Sportsman's does have some pretty decent guy's in their fishing dept. and their repair shop. They even sell good worms !!  

As far as finding someone to help in gun's or clothing, etc. Someday's ya just gotta be more pateint than other's.


----------



## woollybugger (Oct 13, 2007)

I was there on Sat. at the Midvale store and asked where the flu-flu fletchings were. The employee asked "what's a flu-flu?" !!!! :x . So I asked another employee a few minutes later, and he said that they don't sell them because people don't use them.
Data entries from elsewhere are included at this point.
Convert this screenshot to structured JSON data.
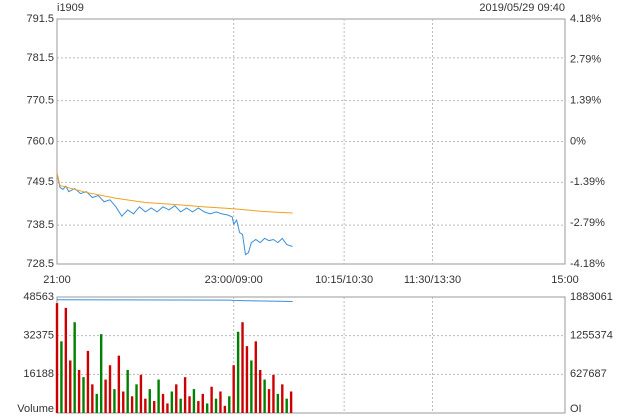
{
  "chart_data": [
    {
      "type": "line",
      "title": "i1909",
      "subtitle": "2019/05/29 09:40",
      "xlim": [
        0,
        345
      ],
      "xticks": [
        {
          "value": 0,
          "label": "21:00"
        },
        {
          "value": 120,
          "label": "23:00/09:00"
        },
        {
          "value": 195,
          "label": "10:15/10:30"
        },
        {
          "value": 255,
          "label": "11:30/13:30"
        },
        {
          "value": 345,
          "label": "15:00"
        }
      ],
      "ylim": [
        728.5,
        791.5
      ],
      "yticks": [
        791.5,
        781.5,
        770.5,
        {
          "value": 760,
          "label": "760.0"
        },
        749.5,
        738.5,
        728.5
      ],
      "y2lim": [
        -4.18,
        4.18
      ],
      "y2ticks": [
        {
          "value": 4.18,
          "label": "4.18%"
        },
        {
          "value": 2.79,
          "label": "2.79%"
        },
        {
          "value": 1.39,
          "label": "1.39%"
        },
        {
          "value": 0,
          "label": "0%"
        },
        {
          "value": -1.39,
          "label": "-1.39%"
        },
        {
          "value": -2.79,
          "label": "-2.79%"
        },
        {
          "value": -4.18,
          "label": "-4.18%"
        }
      ],
      "up_color": "#cc0000",
      "down_color": "#008000",
      "flat_color": "#000000",
      "grid": true,
      "series": [
        {
          "color": "#3a8fd8",
          "x": [
            0,
            2,
            4,
            6,
            8,
            12,
            16,
            20,
            24,
            28,
            32,
            36,
            40,
            44,
            48,
            52,
            56,
            60,
            64,
            68,
            72,
            76,
            80,
            84,
            88,
            92,
            96,
            100,
            104,
            108,
            112,
            116,
            119,
            120,
            122,
            124,
            126,
            128,
            130,
            132,
            135,
            138,
            141,
            144,
            147,
            150,
            153,
            156,
            160
          ],
          "values": [
            751.9,
            748.2,
            747.7,
            748.5,
            747.1,
            747.9,
            746.6,
            747.1,
            745.6,
            746.1,
            744.5,
            745.0,
            743.2,
            740.8,
            742.4,
            741.4,
            743.2,
            741.9,
            742.9,
            741.9,
            743.2,
            742.4,
            743.5,
            741.9,
            742.9,
            741.9,
            742.9,
            741.9,
            741.4,
            741.9,
            741.4,
            741.1,
            740.6,
            738.7,
            739.8,
            736.6,
            736.1,
            730.9,
            731.4,
            734.0,
            734.8,
            734.0,
            735.1,
            734.5,
            734.8,
            734.0,
            735.1,
            733.5,
            733.0
          ]
        },
        {
          "color": "#f0a020",
          "x": [
            0,
            2,
            20,
            40,
            60,
            80,
            100,
            120,
            140,
            160
          ],
          "values": [
            751.9,
            748.7,
            746.9,
            745.4,
            744.3,
            743.8,
            743.2,
            742.7,
            742.0,
            741.6
          ]
        }
      ]
    },
    {
      "type": "bar",
      "xlim": [
        0,
        345
      ],
      "ylim": [
        0,
        48563
      ],
      "yticks": [
        {
          "value": 0,
          "label": "Volume"
        },
        16188,
        32375,
        48563
      ],
      "y2lim": [
        0,
        1883061
      ],
      "y2ticks": [
        {
          "value": 0,
          "label": "OI"
        },
        627687,
        1255374,
        1883061
      ],
      "grid": true,
      "x": [
        0,
        3,
        6,
        9,
        12,
        15,
        18,
        21,
        24,
        27,
        30,
        33,
        36,
        39,
        42,
        45,
        48,
        51,
        54,
        57,
        60,
        63,
        66,
        69,
        72,
        75,
        78,
        81,
        84,
        87,
        90,
        93,
        96,
        99,
        102,
        105,
        108,
        111,
        114,
        117,
        120,
        123,
        126,
        129,
        132,
        135,
        138,
        141,
        144,
        147,
        150,
        153,
        156,
        159
      ],
      "series": [
        {
          "name": "Volume",
          "values": [
            46000,
            30000,
            44000,
            22000,
            38000,
            18000,
            15000,
            26000,
            12000,
            8000,
            33000,
            14000,
            20000,
            10000,
            24000,
            9000,
            18000,
            7000,
            12000,
            16000,
            6000,
            10000,
            5000,
            14000,
            8000,
            4000,
            9000,
            12000,
            6000,
            15000,
            7000,
            10000,
            5000,
            8000,
            4000,
            11000,
            6000,
            9000,
            3000,
            7000,
            20000,
            34000,
            38000,
            28000,
            22000,
            30000,
            18000,
            14000,
            10000,
            16000,
            8000,
            12000,
            6000,
            9000
          ],
          "colors": [
            "#cc0000",
            "#008000",
            "#cc0000",
            "#cc0000",
            "#008000",
            "#cc0000",
            "#008000",
            "#cc0000",
            "#cc0000",
            "#008000",
            "#008000",
            "#cc0000",
            "#cc0000",
            "#008000",
            "#cc0000",
            "#cc0000",
            "#008000",
            "#cc0000",
            "#008000",
            "#cc0000",
            "#cc0000",
            "#008000",
            "#cc0000",
            "#008000",
            "#cc0000",
            "#cc0000",
            "#008000",
            "#cc0000",
            "#008000",
            "#cc0000",
            "#cc0000",
            "#008000",
            "#cc0000",
            "#cc0000",
            "#008000",
            "#cc0000",
            "#008000",
            "#cc0000",
            "#cc0000",
            "#008000",
            "#cc0000",
            "#008000",
            "#cc0000",
            "#cc0000",
            "#008000",
            "#cc0000",
            "#cc0000",
            "#008000",
            "#cc0000",
            "#cc0000",
            "#008000",
            "#cc0000",
            "#008000",
            "#cc0000"
          ]
        },
        {
          "name": "OI",
          "axis": "y2",
          "color": "#3a8fd8",
          "x": [
            0,
            40,
            80,
            118,
            120,
            140,
            160
          ],
          "values": [
            1838000,
            1836000,
            1834000,
            1832000,
            1826000,
            1818000,
            1810000
          ]
        }
      ]
    }
  ]
}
I then pointed out a box of fletched arrows, some of which were in fact flu-flu's, and asked him what were these doing in the store then? "Oh, well we sell the arrows, just not the flectching". Sheeessshh!!! I'll just order some online from 3 rivers... :roll: 

And another thing, fixing your bow - it isn't a S.W. customer service thing so much as a PSE service thing. And if you had been shooting a Hoyt, you wouldn't have a broken limb problem in the first place. 

In these economic times, retail stores had better kick their customer service up a notch. Customers are spending less and will be a lot more picky in the stores they patronize in terms of both prices and service.


----------



## .45 (Sep 21, 2007)

woollybugger said:


> I was there on Sat. at the Midvale store and asked where the flu-flu fletchings were. The employee asked "what's a flu-flu?" !!!! :x . So I asked another employee a few minutes later, and he said that they don't sell them because people don't use them. I then pointed out a box of fletched arrows, some of which were in fact flu-flu's, and asked him what were these doing in the store then? "Oh, well we sell the arrows, just not the flectching". Sheeessshh!!! I'll just order some online from 3 rivers... :roll:


Even _I_ noticed the box of 'flu-flu's' at the end of the counter !! I know it may not help out much woollybugger, but I got the impression the guy's you spoke to were in the archery dept. as fill in's. I assumed the regular guy's were in a meeting or something.


----------